When you ask people who are fit what they do, they will often tell you that they watch what they eat and exercise. Sounds pretty simple, right? It sounds fussy though. I am used to eat what I wanted without giving it much thought beyond how good it looks and tastes. Now I am tracking what I eat and it is an eye opening experience.
I have heard that keeping a food diary is a great tool for losing weight, so I checked out a few of the tools out there, focusing the free ones.
MyFitnessPal is one of the best free apps out there (available on web, iPhone, iPad, Android, and Blackberry) and there are a lot of people using it. The fact that quite a few people I know personally use it is one of the reasons why I am actively using it. I like the food database in that it is pretty big but it can be somewhat confusing due to the fact that it is crowd-sourced, so it can be prone to some duplicate entries with sometimes different counts for what seems like the same foods. However, that is also its strength and one of the only tools that allows you to account for breastfeeding. I love that there is an iPhone app that syncs well and it also works with my Fitbit monitor.

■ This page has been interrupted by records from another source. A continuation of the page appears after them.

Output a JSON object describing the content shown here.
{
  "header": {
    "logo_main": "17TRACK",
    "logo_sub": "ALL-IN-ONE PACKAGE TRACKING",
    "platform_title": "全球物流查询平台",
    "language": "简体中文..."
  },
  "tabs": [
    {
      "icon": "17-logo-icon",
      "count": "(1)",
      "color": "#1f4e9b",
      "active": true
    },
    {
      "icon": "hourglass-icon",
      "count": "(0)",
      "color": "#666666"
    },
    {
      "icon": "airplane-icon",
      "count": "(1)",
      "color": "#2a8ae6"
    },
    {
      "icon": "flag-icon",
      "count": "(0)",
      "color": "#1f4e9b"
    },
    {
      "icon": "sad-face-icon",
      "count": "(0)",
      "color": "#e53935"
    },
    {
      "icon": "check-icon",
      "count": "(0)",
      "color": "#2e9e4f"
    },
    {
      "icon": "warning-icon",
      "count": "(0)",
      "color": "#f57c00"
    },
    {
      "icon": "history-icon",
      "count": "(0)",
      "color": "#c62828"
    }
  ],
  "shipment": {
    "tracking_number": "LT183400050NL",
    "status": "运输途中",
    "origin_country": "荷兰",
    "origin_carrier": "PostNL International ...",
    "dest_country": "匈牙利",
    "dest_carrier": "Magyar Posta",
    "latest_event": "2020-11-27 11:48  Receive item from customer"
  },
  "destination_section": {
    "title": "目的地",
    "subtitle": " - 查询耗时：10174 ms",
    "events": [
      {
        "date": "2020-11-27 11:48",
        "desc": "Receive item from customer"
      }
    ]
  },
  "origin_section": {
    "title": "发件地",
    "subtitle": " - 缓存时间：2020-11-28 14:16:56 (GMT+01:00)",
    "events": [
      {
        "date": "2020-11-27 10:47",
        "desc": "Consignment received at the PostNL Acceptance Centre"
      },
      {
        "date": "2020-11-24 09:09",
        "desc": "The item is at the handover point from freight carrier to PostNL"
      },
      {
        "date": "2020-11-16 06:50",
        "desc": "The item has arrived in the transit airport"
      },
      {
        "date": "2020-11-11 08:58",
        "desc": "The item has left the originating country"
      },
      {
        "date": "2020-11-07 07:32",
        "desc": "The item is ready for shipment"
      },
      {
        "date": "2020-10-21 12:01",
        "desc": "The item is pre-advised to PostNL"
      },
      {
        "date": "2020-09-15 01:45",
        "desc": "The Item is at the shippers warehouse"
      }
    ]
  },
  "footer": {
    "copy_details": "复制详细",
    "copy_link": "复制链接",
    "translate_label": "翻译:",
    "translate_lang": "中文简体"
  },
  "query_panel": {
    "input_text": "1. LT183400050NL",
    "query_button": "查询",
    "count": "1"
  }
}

Loseit.com by FitNow is a pretty good web application that has a iPhone, Android, and Nook app to boot. Like MyFitnessPal it is free and works with FitBit. It is a very nice application with a prettier user interface design than MyFitnessPal. When it comes to recipes, though, it can be a bit clunky. The only reason that it is not my main go-to app is because there isn’t anyone I know on it. Diet and exercise works better when you are social, so I am waiting for this app to catch on more.
Calorie Counter by About.com is a pretty cool website and it also has an iPhone/Android/Blackberry app. The thing that jumped out at me about this website is the detailed level of activities that it has in its database. It has sexual activity, music playing, and even grooming activities… and yet no breastfeeding! It will give you also a food equivalent for the activity that you look up, like housecleaning for an hour will help you burn off one can of Coca-cola or walking the dog for an hour will be equal to 30 percent of a Big Mac. I also love the recipe analyzer on the website where you can cut and paste in a recipe and have the calories counted and generate its own nutritional label! This is the best feature for home cooks like myself.

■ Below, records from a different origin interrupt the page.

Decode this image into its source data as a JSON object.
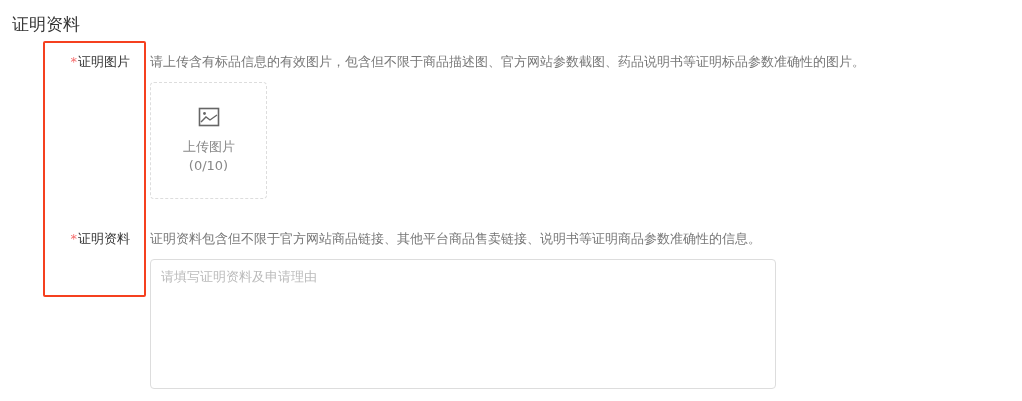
{
  "section_title": "证明资料",
  "fields": [
    {
      "kind": "upload",
      "label": "证明图片",
      "required_mark": "*",
      "hint": "请上传含有标品信息的有效图片，包含但不限于商品描述图、官方网站参数截图、药品说明书等证明标品参数准确性的图片。",
      "upload_label": "上传图片",
      "upload_count": "(0/10)"
    },
    {
      "kind": "textarea",
      "label": "证明资料",
      "required_mark": "*",
      "hint": "证明资料包含但不限于官方网站商品链接、其他平台商品售卖链接、说明书等证明商品参数准确性的信息。",
      "placeholder": "请填写证明资料及申请理由"
    }
  ]
}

I know a lot of people who love Sparkpeople. It is free, has an web/iPhone/iPad/Android/Blackberry app, and it does have a very nice interface. However, if you are pregnant (not a good time to go on a diet) or breastfeeding (like me), you are not supposed to join. If you answered yes to being pregnant or breastfeeding, the site directs you to BabyFit.com instead. I went ahead and created an account to reserve my username and to check out the interface, but I am not using it mostly because it told me not to. I will come back to this app later once I stop breastfeeding and give it a more detailed look.

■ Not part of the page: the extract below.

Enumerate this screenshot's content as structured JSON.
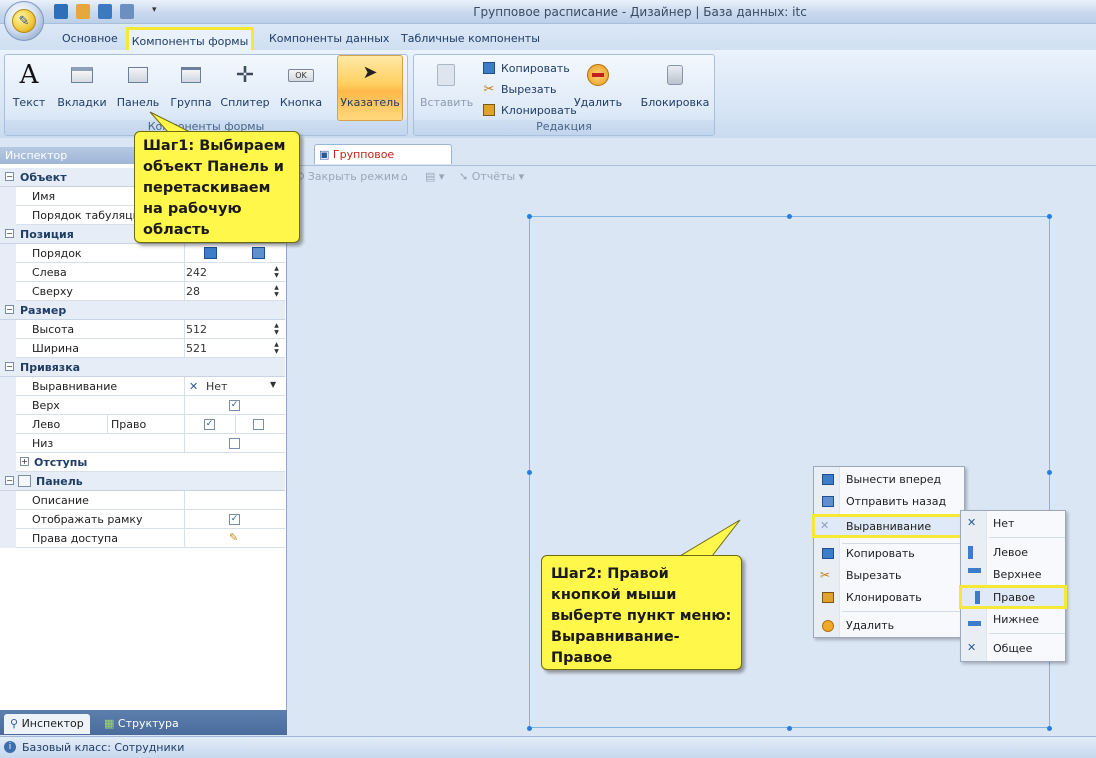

MyNetDiary is available as a web/iPhone/iPad/Blackberry/Android application. It has a free version on the web and iPhone, but there is also paid version for iPhone and iPad. I personally found the web app interface to be weaker than the mobile app one; usually it is the other way around. The iPhone app comes in free and paid version, and the iPad version is a bit more costly. I didn’t know too many people using this and the costs kept me from committing to this one.
You can create an account on FitBit for free and use it, even though you will get more out of it if you have their activity monitor. I found the free application to be quite robust and easy to use. The application is also on iOS devices (iPhone, iPod, iPad), Android, and Windows phones. You can upgrade to the premium version for $49.99 a year, which will offer you a more detailed report. I am not quite there yet but it is good to know it is an option down the road. For most people, the free version would be plenty of information to digest as is.